Türkiye’nin, bölgesinde bugün olduğundan daha da güçlü bir ülke konumuna yükselmesi için lojistik ve taşımacılık konusunda yapılması gereken, uzun yıllardır birikmiş hamlelerin olduğunu söyleyen Erdal şöyle devam etti:
"Türkiye’nin uluslararası ulaştırma koridorları nelerdir? Bunu çok iyi değerlendirmek gerekiyor. Dış ticaret koridorlarımızın nasıl yapılanacağı konusunda bir arayış var. Dış ticaretimiz arttıkça rakiplerimiz ve düşmanlarımız artıyor. Avrupa Birliği ile dost veya kardeş  değiliz. Ekonomik, siyasi, kültürel her anlamda rakibiz. Türkiye’nin dış ticaretine, ulaştırmasına ve mal hareketine kuzey-güney, doğu-batı her coğrafyada engelleme taktikleri var. Yansımasını Bulgaristan sınır geçişlerinde, İtalya-Trieste kotalarında, Ro-La operasyonları planlamalarında görebiliyoruz. Bu durum, sorgulanması gereken ciddi bir trend."

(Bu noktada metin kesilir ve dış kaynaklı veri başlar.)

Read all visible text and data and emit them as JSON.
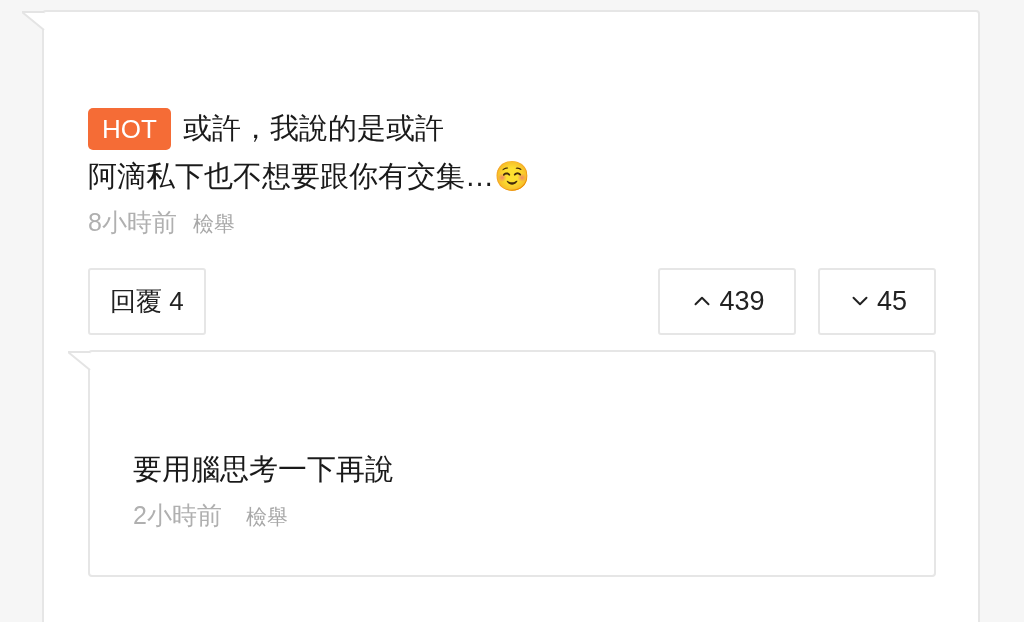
{
  "comment": {
    "badge": "HOT",
    "lines": [
      "或許，我說的是或許",
      "阿滴私下也不想要跟你有交集…☺️"
    ],
    "time": "8小時前",
    "report": "檢舉",
    "reply_button": "回覆 4",
    "upvotes": "439",
    "downvotes": "45"
  },
  "replies": [
    {
      "text": "要用腦思考一下再說",
      "time": "2小時前",
      "report": "檢舉"
    }
  ]
}
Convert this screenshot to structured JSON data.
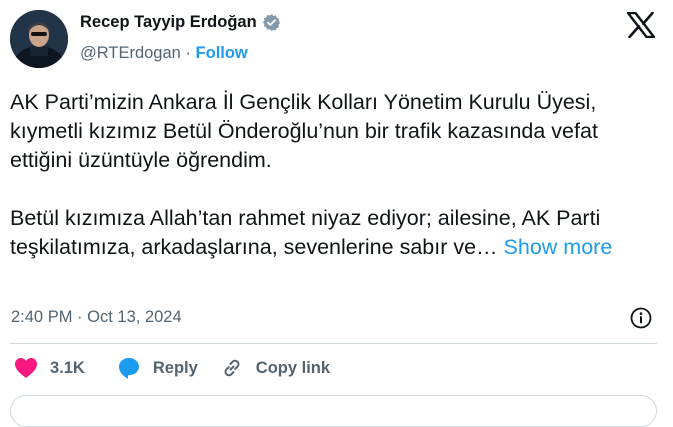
{
  "author": {
    "display_name": "Recep Tayyip Erdoğan",
    "handle": "@RTErdogan",
    "separator": "·",
    "follow_label": "Follow"
  },
  "tweet": {
    "paragraph1": "AK Parti’mizin Ankara İl Gençlik Kolları Yönetim Kurulu Üyesi, kıymetli kızımız Betül Önderoğlu’nun bir trafik kazasında vefat ettiğini üzüntüyle öğrendim.",
    "paragraph2": "Betül kızımıza Allah’tan rahmet niyaz ediyor; ailesine, AK Parti teşkilatımıza, arkadaşlarına, sevenlerine sabır ve…",
    "show_more_label": "Show more",
    "time": "2:40 PM",
    "dot": "·",
    "date": "Oct 13, 2024"
  },
  "actions": {
    "like_count": "3.1K",
    "reply_label": "Reply",
    "copy_link_label": "Copy link"
  },
  "colors": {
    "accent": "#1d9bf0",
    "like": "#f91880",
    "secondary_text": "#536471",
    "primary_text": "#0f1419",
    "verified_badge": "#829aab"
  },
  "icons": {
    "verified": "verified-badge-icon",
    "brand": "x-logo-icon",
    "info": "info-icon",
    "like": "heart-icon",
    "reply": "reply-bubble-icon",
    "copy_link": "link-icon"
  }
}
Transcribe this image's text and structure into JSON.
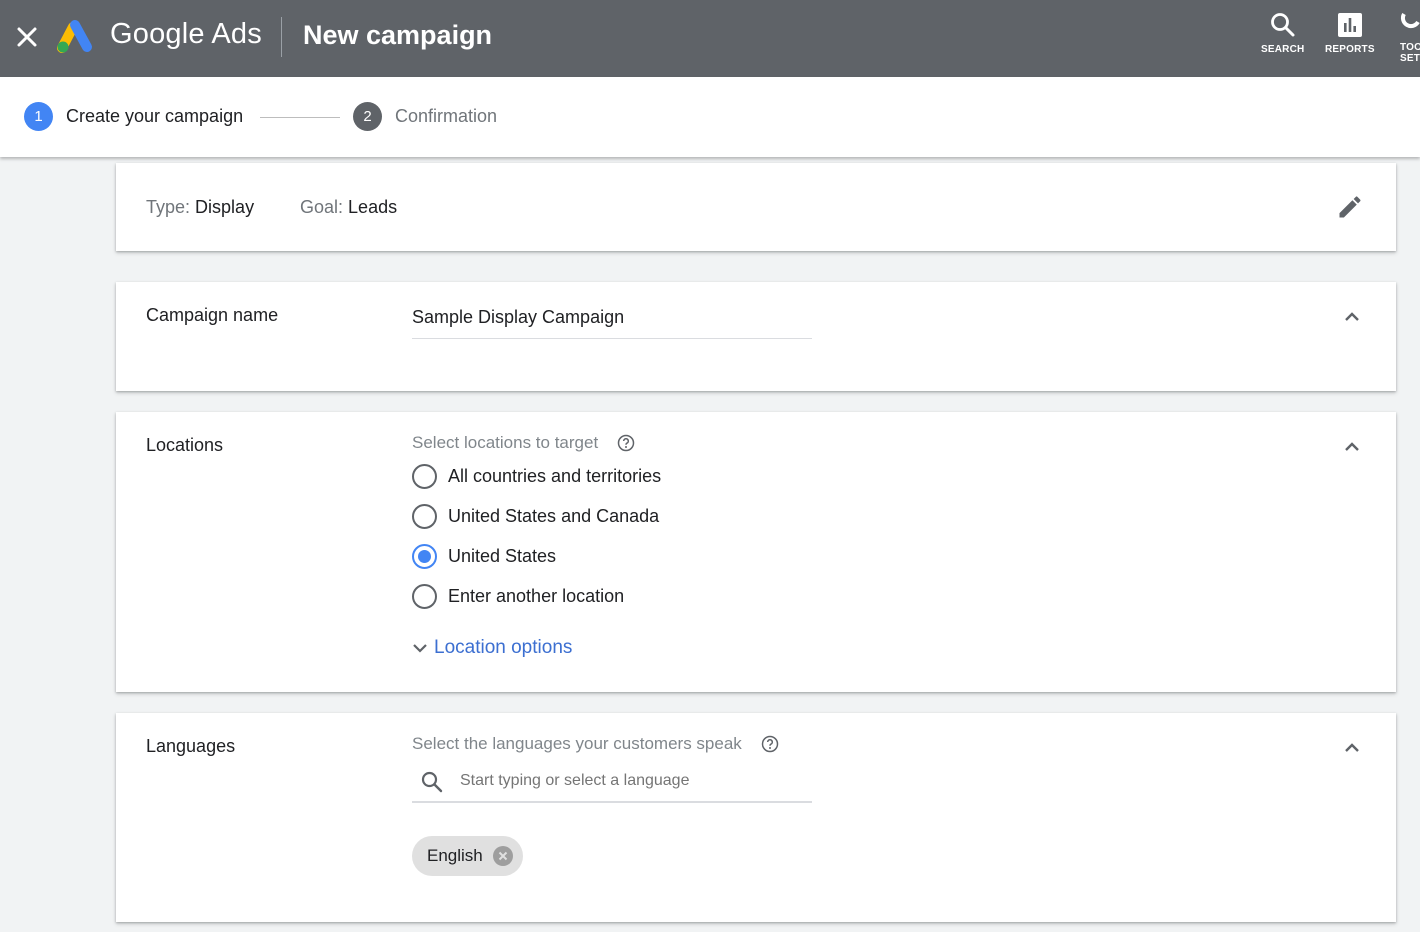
{
  "appbar": {
    "brand": "Google Ads",
    "title": "New campaign",
    "actions": [
      {
        "icon": "search-icon",
        "label": "SEARCH"
      },
      {
        "icon": "reports-icon",
        "label": "REPORTS"
      },
      {
        "icon": "tools-icon",
        "label_line1": "TOO",
        "label_line2": "SET"
      }
    ],
    "colors": {
      "background": "#5f6368",
      "logo_blue": "#4285f4",
      "logo_yellow": "#fbbc04",
      "logo_green": "#34a853"
    }
  },
  "stepper": {
    "steps": [
      {
        "number": "1",
        "label": "Create your campaign",
        "active": true
      },
      {
        "number": "2",
        "label": "Confirmation",
        "active": false
      }
    ],
    "colors": {
      "active": "#4285f4",
      "inactive": "#5f6368"
    }
  },
  "summary": {
    "type_key": "Type:",
    "type_value": "Display",
    "goal_key": "Goal:",
    "goal_value": "Leads"
  },
  "campaign_name": {
    "label": "Campaign name",
    "value": "Sample Display Campaign"
  },
  "locations": {
    "label": "Locations",
    "hint": "Select locations to target",
    "options": [
      {
        "label": "All countries and territories",
        "checked": false
      },
      {
        "label": "United States and Canada",
        "checked": false
      },
      {
        "label": "United States",
        "checked": true
      },
      {
        "label": "Enter another location",
        "checked": false
      }
    ],
    "options_link": "Location options"
  },
  "languages": {
    "label": "Languages",
    "hint": "Select the languages your customers speak",
    "search_placeholder": "Start typing or select a language",
    "selected": [
      "English"
    ]
  }
}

’HAVA KARGODA VASATLIĞI YEĞLİYORUZ’

Lojistik sektöründeki büyümeyle birlikte, denizyolu, demiryolu, karayolu, havayolu altyapı teknolojileri ve yönetimi anlayışları radikal bir biçimde değişmeye başladı diye konuşan Erdal, İntermodal taşımacılığın hız kazandığını ifade etti. İstanbul–Ukrayna-Kuzey Denizi hattı ve oradan Avrupa’ya dağıtım gibi alternatiflerin tartışıldığını söyleyen Erdal, "Ro-La operasyonlarını öğrenmeye çalışıyoruz. Halkalı-Wells hattında kara, demiryolu operasyonlarını öğrenmeye gayret ediyoruz. Fakat olmuyor, olamıyor, oldurulmuyor. Ekonomik, güvenli ve süratli olmuyor. Van-Tatvan hattını aşabilmeyi umut ediyoruz.  İran ve Orta Asya Türki Cumhuriyetlere mal sevkiyatını ve ticaretini demiryolu ile istemiyoruz. Hava Kargo Köyü’nü düşünüyoruz fakat sadece düşünüyoruz. Yolcu terminalleri gayet modernken hava kargo terminalleri konusunda vasatlığı yeğliyoruz. Kuzey ve Güney Marmara’yı kamyon/konteyner ve vagon taşımacılığı ile entegre etmeye çabalıyoruz" diyerek, Türkiye’deki lojistik  trendleri şöyle sıraladı; 

• Lojistik işletmeleri yeni ve farklı alanlarda fizibilite çalışmaları yapıyor. yatırım analizlerine girişiyor. proje hazırlıyor. 
• Suyolu ile dahili taşımanın önünde en önemli engelin gümrük mevzuatı olduğunu biliyoruz. 
• Deniz taşımacılığında ticareti kolaylaştırıcı mevzuat, altyapı vb. düzenlemeler gündemde. 
• Kamyonları/konteynerleri dahili su yolu ile İstanbul’a, bağlamayı 2020’lere bırakıyoruz. * Kent lojistiği diye bir kavram olduğunu öğrendik.
• Ortadoğu’da, özellikle Irak’ta tahrik edici oluşumlar var. Yeni güzergahlar ve alternatif taşıma türlerini yeni baştan gündemimize alıyoruz. Ancak neredeyse yarım asırdır gündemimizde... 
• Kafkas Demiryolu’nu çözmeye çalışıyoruz. 
• Karadeniz bölgesine entegre olmaya çabalıyoruz. Novorrossik’te sıkışıklık yaşanıyor. Alternatif hatları araştırıyoruz. 
• Kruvaziyer taşımacılığı nedir? Marinacılık nedir? Yat Turizmi nedir? Nasıl yapılır? Öğrenmeye çabalıyoruz.
• Bilgisayar ve iletişim teknolojilerini yaygınlaştırıyoruz ancak kaçakçılıkla etkin mücadele etmiyoruz.
• Gemi inşaa sanayi, ülke ekonomisinde otomotiv sektörü, turizm sektörü gibi görülmeye başlandı, önem kazandı. Güney Kore gibi birçok ülke tersane yatırımlarını ülke ekonomisinde en önemli alanlardan biri olarak görüyor. Türkiye bu modelleri inceliyor, planlamalarda bulunuyor.
• Enerji taşımacılığı’nda çarpıcı gelişmeler söz konusu. 
• Kamu kurumları arasında dış ticarete ilişkin lojistik işbirliği çalışmalar artıyor.